Em 2000, a jornalista Sandra Gomide, então com 32 anos, foi assassinada com dois tiros disparados pelo ex-namorado Pimenta Neves, insatisfeito com a separação. O também jornalista, que na época do crime dirigia a redação do jornal Estado de São Paulo, foi condenado a 19 anos de prisão e permaneceu somente sete meses na cadeia.

Estes são apenas alguns dos casos de mulheres que, após se decidirem pelo término do relacionamento, foram mortas por ex-companheiros.
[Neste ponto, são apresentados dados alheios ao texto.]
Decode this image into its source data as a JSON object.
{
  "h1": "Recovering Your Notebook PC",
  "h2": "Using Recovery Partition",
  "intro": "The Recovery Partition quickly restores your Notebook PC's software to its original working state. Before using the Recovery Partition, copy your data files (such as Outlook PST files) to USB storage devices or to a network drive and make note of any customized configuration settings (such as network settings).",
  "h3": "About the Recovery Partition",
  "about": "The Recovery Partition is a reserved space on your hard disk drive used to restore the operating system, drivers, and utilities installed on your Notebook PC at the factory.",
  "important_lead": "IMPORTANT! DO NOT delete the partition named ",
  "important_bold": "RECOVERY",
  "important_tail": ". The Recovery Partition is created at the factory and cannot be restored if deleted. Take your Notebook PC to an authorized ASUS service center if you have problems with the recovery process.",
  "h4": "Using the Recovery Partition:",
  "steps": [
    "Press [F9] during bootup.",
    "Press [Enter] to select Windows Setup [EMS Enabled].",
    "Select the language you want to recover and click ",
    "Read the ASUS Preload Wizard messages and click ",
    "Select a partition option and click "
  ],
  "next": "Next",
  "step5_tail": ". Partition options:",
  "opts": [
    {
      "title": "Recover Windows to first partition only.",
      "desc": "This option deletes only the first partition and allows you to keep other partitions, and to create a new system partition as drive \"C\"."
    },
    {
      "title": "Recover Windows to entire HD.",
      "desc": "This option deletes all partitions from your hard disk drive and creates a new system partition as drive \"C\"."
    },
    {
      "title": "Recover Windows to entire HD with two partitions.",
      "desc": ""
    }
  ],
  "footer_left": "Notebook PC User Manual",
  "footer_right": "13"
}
Estes homens que não souberam lidar com a rejeição, na maioria das vezes e anteriormente, já agrediram suas companheiras. Para entender um pouco mais a questão, o Olhar Virtual conversou com Bruna Brito, mestre e doutoranda do Programa de Pós-graduação em Psicologia (PPGP), que esclarece pontos acerca da rejeição, e Rosana Morgado, professora da Escola de Serviço Social (ESS), que avalia a violência doméstica.

 

Bruna Brito
Mestre e doutoranda do Programa de Pós-graduação em Psicologia da UFRJ

A problemática vivida hoje em dia é a de lidar com a rejeição de um modo em geral, o que advém, em parte, da dificuldade dos pais em impor limites a seus filhos. A forma como uma pessoa reage à rejeição em um relacionamento, de alguma forma, é reflexo da falta de limites na família e na própria relação.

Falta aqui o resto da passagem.